Het was rond 1980. Ik gaf les op een middelbare school. Op een dependance zat collega Brokerhof, die geen orde kon houden. Zijn leidinggevende raadde hem aan om eens bij een collega in een ander gebouw wat lessen te observeren en daarvan te leren.

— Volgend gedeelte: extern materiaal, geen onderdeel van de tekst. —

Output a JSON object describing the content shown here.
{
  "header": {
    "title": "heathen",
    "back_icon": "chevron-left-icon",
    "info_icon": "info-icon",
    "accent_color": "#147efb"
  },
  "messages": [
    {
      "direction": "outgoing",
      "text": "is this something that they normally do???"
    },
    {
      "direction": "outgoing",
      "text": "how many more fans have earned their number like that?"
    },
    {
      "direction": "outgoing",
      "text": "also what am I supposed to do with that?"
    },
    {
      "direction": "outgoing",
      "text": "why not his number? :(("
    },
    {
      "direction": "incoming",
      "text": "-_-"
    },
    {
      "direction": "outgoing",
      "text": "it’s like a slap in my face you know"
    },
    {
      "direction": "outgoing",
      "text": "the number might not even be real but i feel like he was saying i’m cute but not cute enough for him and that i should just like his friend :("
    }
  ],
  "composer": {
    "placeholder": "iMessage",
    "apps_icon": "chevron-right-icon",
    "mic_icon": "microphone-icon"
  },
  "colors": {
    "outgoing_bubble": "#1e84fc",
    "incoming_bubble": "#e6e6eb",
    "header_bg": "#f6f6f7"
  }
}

Brokerhof vroeg of hij bij mij achter in de klas mocht komen zitten, en ik stemde toe. Maar toen hoorde ik dat in hij in 2C, de meest onhandelbare klas, zou komen. Ik kon die leerlingen zelf amper aan… Ik besloot de
gebeurtenis een andere wending te geven.
De dag voordat Brokerhof kwam, ging ik 2C binnen. De klas kreeg net les van een collega. Ik vertelde de leerlingen dat de schoolleiding zich grote zorgen maakte over hun klas. Dat ouders hadden geklaagd bij de inspecteur van het onderwijs. Dat de kans bestond dat die binnenkort een les zou bijwonen. En dat hij zo nodig de klas zou opdelen en een aantal leerlingen van school zou sturen. ‘Ik mag dit eigenlijk niet aan jullie vertellen,’ zei ik, ‘maar de manier waarop dit gaat, vind ik ook niet netjes, dus ik doe het toch. Maar hou het voor je, alsjeblieft.’
De volgende dag zat Brokerhof achter in de klas toen 2C binnenkwam. Ze zagen hem zitten en waren op slag doodstil en coöperatief tot op het bot. Een voorbeeldklas. Aan het eind van de les zei Brokerhof tegen mij: ‘Ja, bij zo’n klas kan ik het ook.’